The Maestro's Men. His second son is with a polka band called the Boys From Baltimore. They appeared in the movie He Said She Said. He's one of those compelling, endearing figures that you start rooting for immediately. Dick's been thinking about getting a radio show again and so we all hope for his triumphant return to the airwaves.
He spared a little time last week to explain his radio career which is best described as careening around the radio dial. I don't think I have his story completely straight yet, but here's my best shot.
JF: Why is Polka your dish?
It was being brought up in a home of Czechoslovakians parents. It was way back when we started listening on the radio to Victor and Sophie Zembruski. Back in the fifties the main fixture was that husband and wife team. They lived in Naugatuck, CT. They had three radio shows, 1320 WATR-AM in Waterbury, 690 WADS-AM Ansonia and I don't remember the third. I started listening to Victor and Sophie when I was a toddler, every Sunday was a ritual in my house. By doing that I got a love of that music. I'm still rocking away even at my age. [The Zembruski's daughter was still hosting that show in 2008, I'll post on them another time]
JF: Was 1500 WFIF-AM your first gig in radio?
My longest venture was at WFIF in Milford, we opened up the station. A gentlemen out of New York came in and got the license from the FCC. I was there from day one. We were a country radio station operating from the Connecticut Post shopping center. I floated during the week as a country DJ, 15-years worth. management asked me and I had the proud pleasure of MC-ing the Johnny Cash show. He was appearing at the coliseum. My last gig was at WADS-AM in Ansonia. I retired from WADS in 1991.
JF: When were you at WNHC-AM?
I was there for about 2 years in the late seventies.
JF: Did you have any other gigs in radioland?
1450 WNAB-AM in Bridgeport was one of my first gigs. Remember that station? WNAB-AM now is out of Tennessee, but back then in the dark ages, out of Bridgeport. We were on Broad Street, the third floor. It was a 250 watts at that time. That was my very first job in radio way back when. That was in 1961. The largest one I was on was 1300 WAVZ-AM in New Haven. I was a a newsman there for a very short period of time. I would say that was around 1968-1969. I got my big break from Dick Alexander. Just one of the nicest gentlemen you'd ever want to meet. he had an evening show there, 7:00 PM to Midnight and that's how I got my start there. ...He said "Dick, there's a newscast that I do at 8:00 would you like to do it?" He later went from there to 1530 WDJZ-AM. I eventually wound up there too. I was like a race car driver. I had many pit stops.
JF: When were you at 1530 WDJZ-AM?
I started at WDJZ-AM in 1980-something. I had a Polka show.
JF: What was your connection to Joe Twarog?

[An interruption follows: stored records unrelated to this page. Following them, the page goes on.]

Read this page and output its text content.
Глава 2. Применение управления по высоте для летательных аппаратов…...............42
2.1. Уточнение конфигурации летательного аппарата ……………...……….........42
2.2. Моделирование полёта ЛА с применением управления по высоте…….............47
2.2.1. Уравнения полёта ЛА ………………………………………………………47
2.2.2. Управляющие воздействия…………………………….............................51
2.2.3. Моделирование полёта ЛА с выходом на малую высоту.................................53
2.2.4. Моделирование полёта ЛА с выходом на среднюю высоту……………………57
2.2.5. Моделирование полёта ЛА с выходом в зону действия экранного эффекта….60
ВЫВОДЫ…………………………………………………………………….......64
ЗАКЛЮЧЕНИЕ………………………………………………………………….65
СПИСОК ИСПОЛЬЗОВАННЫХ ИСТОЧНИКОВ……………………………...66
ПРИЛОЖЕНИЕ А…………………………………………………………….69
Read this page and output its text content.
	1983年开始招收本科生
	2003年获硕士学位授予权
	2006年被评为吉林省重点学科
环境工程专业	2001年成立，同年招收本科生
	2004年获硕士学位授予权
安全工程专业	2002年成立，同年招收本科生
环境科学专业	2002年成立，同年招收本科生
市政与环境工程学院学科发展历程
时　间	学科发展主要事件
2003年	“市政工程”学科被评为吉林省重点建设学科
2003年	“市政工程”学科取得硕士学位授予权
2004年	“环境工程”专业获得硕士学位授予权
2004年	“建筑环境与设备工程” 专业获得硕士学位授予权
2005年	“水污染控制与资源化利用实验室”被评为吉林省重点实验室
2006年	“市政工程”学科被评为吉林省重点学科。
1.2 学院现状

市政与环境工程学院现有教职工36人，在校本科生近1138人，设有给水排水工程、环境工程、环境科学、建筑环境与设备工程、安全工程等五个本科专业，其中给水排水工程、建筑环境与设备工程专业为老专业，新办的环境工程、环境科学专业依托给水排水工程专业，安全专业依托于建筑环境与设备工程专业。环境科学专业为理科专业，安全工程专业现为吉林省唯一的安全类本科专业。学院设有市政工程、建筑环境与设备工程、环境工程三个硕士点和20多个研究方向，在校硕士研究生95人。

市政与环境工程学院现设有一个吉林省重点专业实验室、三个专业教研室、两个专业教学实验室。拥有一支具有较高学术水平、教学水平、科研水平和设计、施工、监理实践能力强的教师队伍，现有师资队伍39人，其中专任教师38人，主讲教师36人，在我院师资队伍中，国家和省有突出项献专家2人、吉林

Joe and I became friends just through other friends and Joe had a nine piece band. I got to know them very well and they'd appear on my radio show often. In turn a little gratis came up. Would you like to be on one of our albums if you wouldn't mind writing up something... I said sure. Before I knew it, there I was with my horn rim glasses on the back of the album. I think he's now in Florida.
JF: Well, you can't polka forever.
No, but I did for about 30 some odd years starting in 1961. I was at WNHU-FM The college in West Haven. [University of New Haven] I had a Saturday morning from sign-on I think 6:00 AM. Three hours worth of polka. That lasted for a brief period of time. I was also, to show you how diversified... my second job was at WWCO-AM after WNAB-AM. I was hired as a DJ doing rock music. They at that point went 24 hours and they asked me if I wanted to do Midnight to 5:00 AM. I said sure. There I went, from Polka to Rock; changing my name to Dick Nash.
Do you think still about getting a show somewhere local?
I am at a point in life that I would love to do it but I need 109 and a half people to get out and push me. If I had about a million bucks I could always buy a station.